# flat battery



## metblue (Oct 9, 2006)

Hi,we have a 2000 autotrail mohican on a mercedes sprinter 313cdi. My problem is the vehicle battery goes flat within 3 days of it being parked up !! once started it the restarts no problem,leave it and bingo flat again.
I have checked everywhere i can think of and cannot for the love of me find where it is being drained from, nothing has been left on,there is no led for the alarm,no light in the engine bay,so where the beep beep is the power going ? I have even taken the battery off and given it a full charge,a local auto electrician tells me battery is good !!
Any advice would be much appreciated.cheers


----------



## GEOMAR (Mar 16, 2008)

*flatt battery*

is the switch for reversing camera switched on as the camera will still be using power even if ignition is switched off and reverse is not selected
GEOMAR


----------



## clive1821 (Mar 27, 2010)

out comes the test gear and have a look at the discharge on the battery..... it could be anything.... current meter in series with the battery and then a matter of pulling fuses until it the main discharge disappears.... sounds to me like we are looking for about 1 to 2 amps discharge if the battery is good and would take about 3 days to discharge.... sounds like a light is indeed left on or similar like the fridge .... radio or satellite receiver etc...


----------



## Techno100 (May 8, 2010)

Best to take the fence down and invite fellow campers in to have a butchers :wink:


----------



## rosalan (Aug 24, 2009)

My previous alarm system managed to drain the battery whatever I did.  
I am sure that you have made a diligent check of everything visible like cupboard lights. :roll: 
Your next move could be to isolate (disconect) the battery and check if it will still start the vehicle after 3 days then start removing fuses after checking which ones are still carrying a load with the ignition off.
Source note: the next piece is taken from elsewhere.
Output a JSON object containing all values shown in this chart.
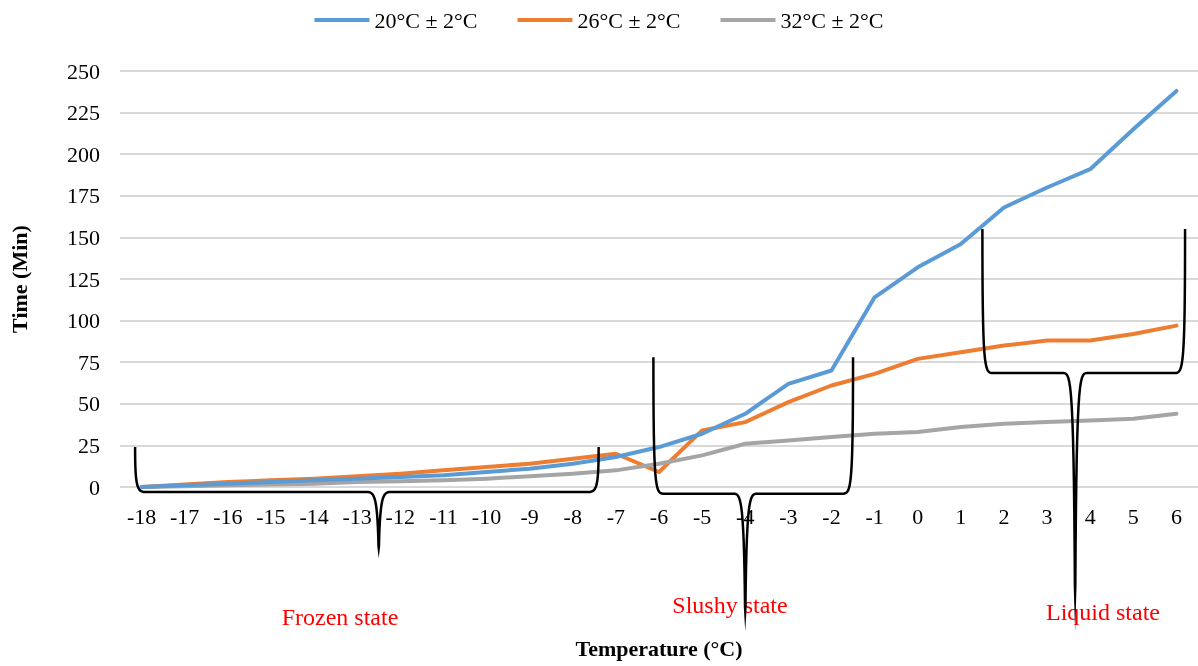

Eliminating circuits until you are left with the precious few possibilities.
There may be much better ways but I am not an electrician. :wink: 
Al;an


----------



## sideways (Jun 2, 2008)

This may be of no help to you but its worth checking,i have an 05 Sprinter, i had same problem and eventually found it by chance the red and blue heater knob controls a valve on the bulkhead under the bonnet, For some reason when you switch of this valve was remaining live and draining the battery, if i diconnected then reconnected the battery the valve was off until next time the ignition was switched on and then it remained live again. i guess its a relay somewhere. I cut the live to the valve and fitted an illuminated switch in the line mounted on the dash.as long as i switch off when parked i,ve never had a problem since.
Just one other point my fridge draws power unless the selector is off ie not left in the 12v or 2v0v position when parked.


----------